De acordo com os cálculos revelados, só o descongelamento da carreira permitirá que 22 mil professores cheguem ao topo até 2023. O custo do descongelamento, garantiu Mário Centeno, vai rondar os 574 milhões de euros. Já o custo da recuperação dos nove anos, quatro meses e dois dias de serviço congelado, reivindicada pelos docentes e previstas nos projetos do PSD, CDS, BE, PCP e PEV no âmbito da apreciação parlamentar, custaria 635 milhões de euros.

A recuperação integral do tempo de serviço resultaria que, até 2023, 35500 professores chegarão ao topo da carreira e metade atingirão os dois últimos escalões (9.º e 10º), explicou Centeno.

"Tem requerimentos na sua posse a que não deu resposta e agora vem aqui dar os números que lhe interessam", protestou Margarida Mano. O ministro acusou o PSD de apresentar uma proposta que viola a norma travão. A deputada e ex-ministra da Educação garante que isso só será verdade "se o Governo andou a enganar o Parlamento" na aprovação do Orçamento do Estado. "Se a proposta do PSD é faz de conta porque está tão preocupado?", questionou.

Direita e Esquerda acusaram o ministro de ir ao Parlamento "acenar com um papão".

Mário Centeno insistiu que a viabilização da recuperação integral do tempo equivalerá ao "maior aumento de despesa permanente aprovado nesta legislatura" e que a passar pelo Parlamento terá de resultar num orçamento retificativo.

"Não lhe caem os parentes na lama se fizer um retificativo", afirmou Ana Rita Bessa.
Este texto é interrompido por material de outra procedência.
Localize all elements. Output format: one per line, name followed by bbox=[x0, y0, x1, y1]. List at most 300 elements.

A deputada do CDS insistiu que há instrumentos legais que podem resolver o problema e que é opção política do Governo não os usar. "Estão a abrir uma caixa de Pandora", respondeu o ministro.

Direita e Esquerda insistiram em questionar sobre detalhes da fórmula de cálculo usada pelo Governo.
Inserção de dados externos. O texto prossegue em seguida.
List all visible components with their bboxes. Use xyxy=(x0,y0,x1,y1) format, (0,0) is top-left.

"O cumprimento das regras da despesa não são compatíveis com os professores mas são com o buraco do Novo Banco?", perguntou Joana Mortágua, do BE. Centeno respondeu que a sua maior preocupação "é que a carreira não volte a parar. Não vou correr o erro de vir cá a meio do ano pedir dinheiro para pagar aos professores. Esse erro não vai voltar a acontecer. Escrevam o que vos estou a dizer", retorquiu o ministro.
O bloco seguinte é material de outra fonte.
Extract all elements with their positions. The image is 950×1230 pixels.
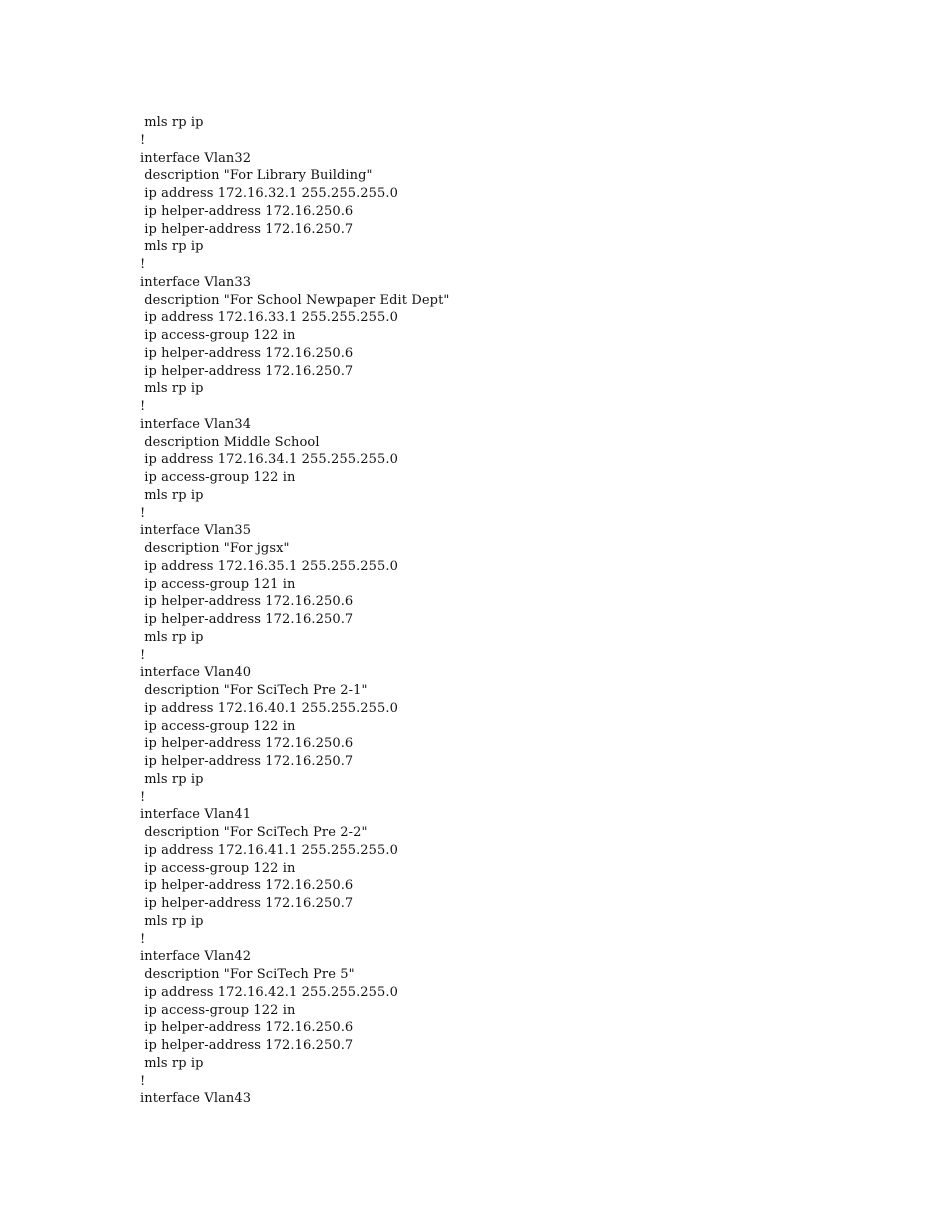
config-line: ip helper-address 172.16.250.6 [140,1020,354,1036]
config-line: ip helper-address 172.16.250.7 [140,221,354,237]
config-line: ip helper-address 172.16.250.6 [140,878,354,894]
config-line: ! [140,257,146,272]
config-line: ! [140,647,146,663]
config-line: ip helper-address 172.16.250.7 [140,363,354,379]
config-line: ip helper-address 172.16.250.6 [140,203,354,219]
config-line: description "For SciTech Pre 2-2" [140,825,368,840]
config-line: interface Vlan43 [140,1091,252,1107]
config-line: mls rp ip [140,239,204,255]
config-line: ip access-group 122 in [140,470,296,485]
config-line: ! [140,399,146,414]
config-line: ! [140,505,146,521]
config-line: ! [140,931,146,947]
config-line: interface Vlan35 [140,523,252,539]
config-line: mls rp ip [140,381,204,397]
config-line: interface Vlan41 [140,807,252,823]
config-line: description Middle School [140,434,320,450]
config-line: ip access-group 122 in [140,860,296,876]
config-line: ip access-group 122 in [140,1002,296,1018]
config-line: mls rp ip [140,115,204,130]
config-line: ip address 172.16.40.1 255.255.255.0 [140,700,399,716]
config-line: ip access-group 122 in [140,718,296,734]
config-line: ip helper-address 172.16.250.7 [140,896,354,911]
config-line: ip helper-address 172.16.250.7 [140,1038,354,1053]
config-line: ip address 172.16.34.1 255.255.255.0 [140,452,399,468]
config-line: ! [140,132,146,148]
config-line: mls rp ip [140,771,204,787]
config-line: description "For Library Building" [140,168,373,184]
config-line: mls rp ip [140,487,204,503]
config-line: ip helper-address 172.16.250.6 [140,345,354,361]
config-line: ip access-group 121 in [140,576,296,592]
config-line: ip access-group 122 in [140,328,296,343]
config-line: mls rp ip [140,629,204,645]
config-line: ! [140,1073,146,1089]
config-line: interface Vlan40 [140,665,252,681]
config-line: ip helper-address 172.16.250.6 [140,736,354,752]
config-line: ip address 172.16.33.1 255.255.255.0 [140,310,399,326]
config-line: ip helper-address 172.16.250.6 [140,594,354,610]
config-line: ip address 172.16.42.1 255.255.255.0 [140,984,399,1000]
config-line: mls rp ip [140,913,204,929]
config-line: description "For SciTech Pre 2-1" [140,683,368,698]
config-line: interface Vlan32 [140,150,252,166]
config-line: ip address 172.16.32.1 255.255.255.0 [140,186,399,201]
config-line: ip address 172.16.35.1 255.255.255.0 [140,558,399,574]
config-line: interface Vlan42 [140,949,252,965]
config-line: description "For jgsx" [140,541,290,556]
config-line: ! [140,789,146,805]
config-line: ip helper-address 172.16.250.7 [140,754,354,769]
config-line: description "For School Newpaper Edit Dept" [140,292,450,308]
config-line: description "For SciTech Pre 5" [140,967,355,982]
config-listing [140,114,449,1108]
config-line: interface Vlan33 [140,274,252,290]
config-line: ip address 172.16.41.1 255.255.255.0 [140,842,399,858]
config-line: interface Vlan34 [140,416,252,432]
config-line: mls rp ip [140,1055,204,1071]
config-line: ip helper-address 172.16.250.7 [140,612,354,627]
"Direitos conquistados não podem ser roubados", defendeu Ana Mesquita. A deputada do PCP garante que as contas "não batem certo" com as estimativas de transposição do modelo em vigor na Madeira para o continente. Centeno insistiu que só cálculos do Governo são "rigorosos" e "transparentes".

A soma dos 635 milhões, explicou, tem por base as progressões dos 102 mil docentes de quadro por mês, sem ter em conta as aposentações, descontos de IRS ou Caixa Geral de Aposentações.

"Roubar é prometer o que não consigo pagar", insistiu.

No final, o PS lamentou que os partidos de Esquerda tenham entrado "no jogo do PSD".